Il tema non è tanto quello delle percentuali, ma del fatto che 100 milioni sono troppo pochi per realizzare davvero un Sad che sia un livello essenziale delle prestazioni. «Con tali risorse non solo si potrà fare ben poco per invertire la tendenza rispetto alla scarsità attuale delle risposte fornite a questa fascia di popolazione – oggi riceve domiciliarità sociale appena l’1,3% degli anziani – ma si va a inficiare la prospettive della riforma». Il Pnrr infatti per la domiciliarità sanitaria delle Asl stanzia nel 2022 ben 584 milioni di euro, a fronte di cui 300 milioni per il Sad potevano configurare l’inizio di un nuovo modello di risposte integrate, mentre metterci solo 100 milioni equivale a perpetuare il modello attuale, con servizi separati, risposte non unitarie, prevalenza delle risposte sanitarie e per brevi periodi di tempo.
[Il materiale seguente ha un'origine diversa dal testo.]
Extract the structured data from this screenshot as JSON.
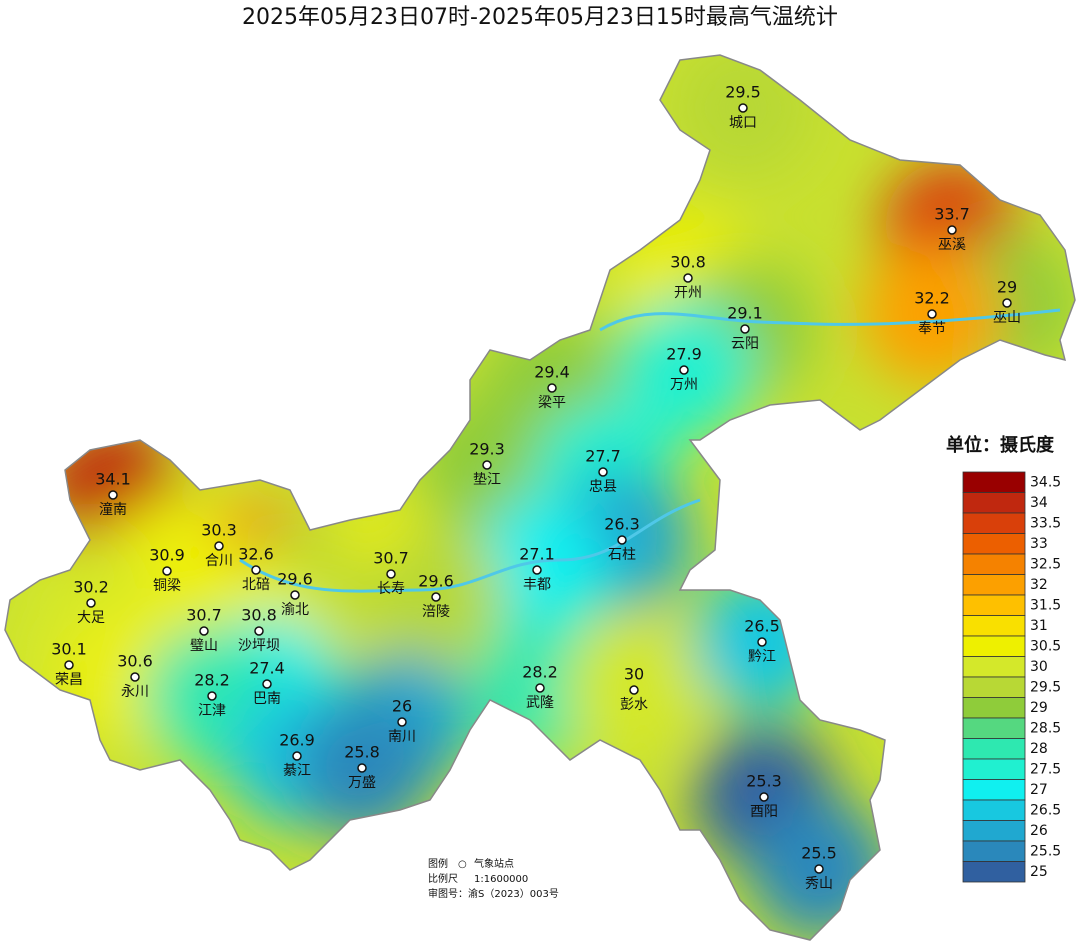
{
  "title": "2025年05月23日07时-2025年05月23日15时最高气温统计",
  "stations": [
    {
      "value": 29.5,
      "name": "城口"
    },
    {
      "value": 33.7,
      "name": "巫溪"
    },
    {
      "value": 30.8,
      "name": "开州"
    },
    {
      "value": 29,
      "name": "巫山"
    },
    {
      "value": 32.2,
      "name": "奉节"
    },
    {
      "value": 29.1,
      "name": "云阳"
    },
    {
      "value": 27.9,
      "name": "万州"
    },
    {
      "value": 29.4,
      "name": "梁平"
    },
    {
      "value": 29.3,
      "name": "垫江"
    },
    {
      "value": 27.7,
      "name": "忠县"
    },
    {
      "value": 34.1,
      "name": "潼南"
    },
    {
      "value": 26.3,
      "name": "石柱"
    },
    {
      "value": 30.3,
      "name": "合川"
    },
    {
      "value": 32.6,
      "name": "北碚"
    },
    {
      "value": 27.1,
      "name": "丰都"
    },
    {
      "value": 30.9,
      "name": "铜梁"
    },
    {
      "value": 30.7,
      "name": "长寿"
    },
    {
      "value": 29.6,
      "name": "渝北"
    },
    {
      "value": 29.6,
      "name": "涪陵"
    },
    {
      "value": 30.2,
      "name": "大足"
    },
    {
      "value": 30.7,
      "name": "璧山"
    },
    {
      "value": 30.8,
      "name": "沙坪坝"
    },
    {
      "value": 26.5,
      "name": "黔江"
    },
    {
      "value": 30.1,
      "name": "荣昌"
    },
    {
      "value": 30.6,
      "name": "永川"
    },
    {
      "value": 27.4,
      "name": "巴南"
    },
    {
      "value": 28.2,
      "name": "武隆"
    },
    {
      "value": 30,
      "name": "彭水"
    },
    {
      "value": 28.2,
      "name": "江津"
    },
    {
      "value": 26,
      "name": "南川"
    },
    {
      "value": 26.9,
      "name": "綦江"
    },
    {
      "value": 25.8,
      "name": "万盛"
    },
    {
      "value": 25.3,
      "name": "酉阳"
    },
    {
      "value": 25.5,
      "name": "秀山"
    }
  ],
  "legend": {
    "unit": "单位：摄氏度",
    "items": [
      {
        "value": 34.5,
        "color": "#990000"
      },
      {
        "value": 34,
        "color": "#c0280f"
      },
      {
        "value": 33.5,
        "color": "#d9400a"
      },
      {
        "value": 33,
        "color": "#ec5f00"
      },
      {
        "value": 32.5,
        "color": "#f58200"
      },
      {
        "value": 32,
        "color": "#fca000"
      },
      {
        "value": 31.5,
        "color": "#fec000"
      },
      {
        "value": 31,
        "color": "#f9e000"
      },
      {
        "value": 30.5,
        "color": "#eef000"
      },
      {
        "value": 30,
        "color": "#d4e82a"
      },
      {
        "value": 29.5,
        "color": "#b8d835"
      },
      {
        "value": 29,
        "color": "#8fcc3a"
      },
      {
        "value": 28.5,
        "color": "#55d880"
      },
      {
        "value": 28,
        "color": "#2ee8b0"
      },
      {
        "value": 27.5,
        "color": "#20f0d0"
      },
      {
        "value": 27,
        "color": "#10f0f0"
      },
      {
        "value": 26.5,
        "color": "#18c8e0"
      },
      {
        "value": 26,
        "color": "#20a8d0"
      },
      {
        "value": 25.5,
        "color": "#2a88bb"
      },
      {
        "value": 25,
        "color": "#3060a0"
      }
    ]
  },
  "footnote": {
    "legend_label": "图例",
    "symbol": "○",
    "station_label": "气象站点",
    "scale_label": "比例尺",
    "scale": "1:1600000",
    "approval": "审图号：渝S（2023）003号"
  }
}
L’esatto contrario di quella integrazione che la riforma della non autosufficienza si è posta come obiettivo e che rappresenta nei fatti la migliore risposta per gli anziani.
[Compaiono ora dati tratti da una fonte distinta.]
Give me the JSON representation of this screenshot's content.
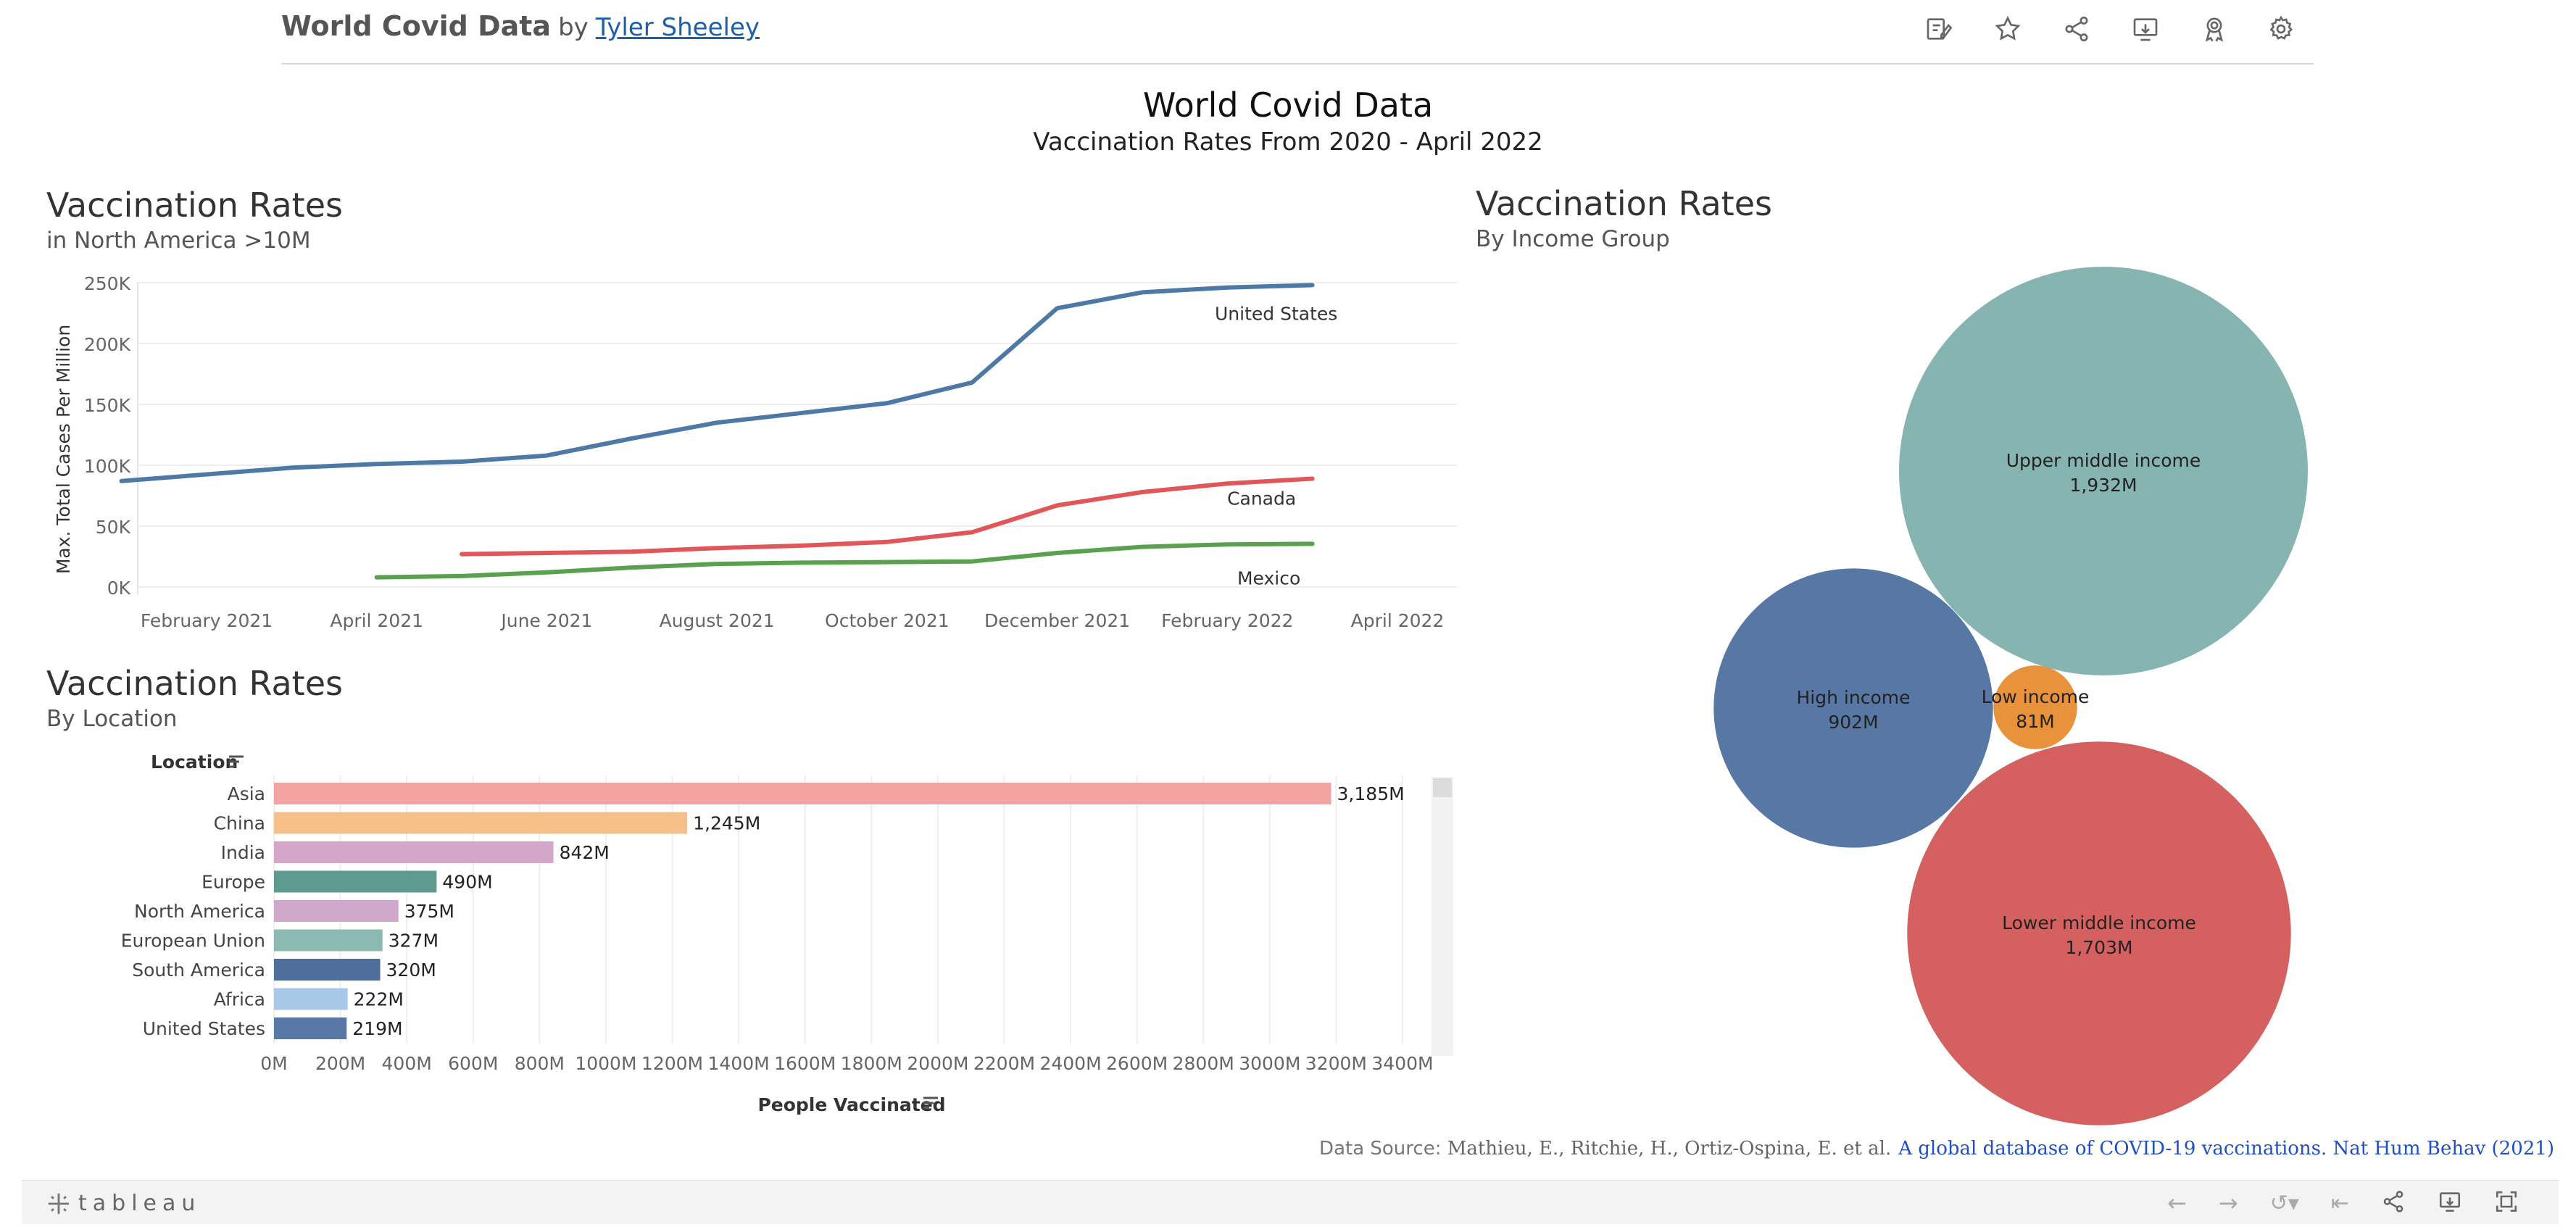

«La riforma è un'occasione storica, non può diventare una occasione persa. Quello relativo alla domiciliarietà è il primo passo per attuare la riforma futura e ne determinerà inevitabilmente la direzione», torna a ribadire Gori. Il Patto si è già confrontato con i Comuni, titolari del Sad, e tra soggetti sociali e Comuni c’è allineamento. «Con piacere abbiamo sentito il ministro Orlando citare la riforma della non autosufficienza come un esempio di “lobbismo buono”, ma ora il nostro timore è che quell’attenzione conquistata in primavera sia già un poco calata», conclude Gori. «Non può essere che lo Stato italiano non abbia una strategia per la non autosufficienza. La nostra richiesta, come Patto, è che nel passaggio parlamentare si proceda ad un re-integro dei fondi: presenteremo degli emendamenti, sui quali chiediamo il sostegno unitario di tutte le parti politiche».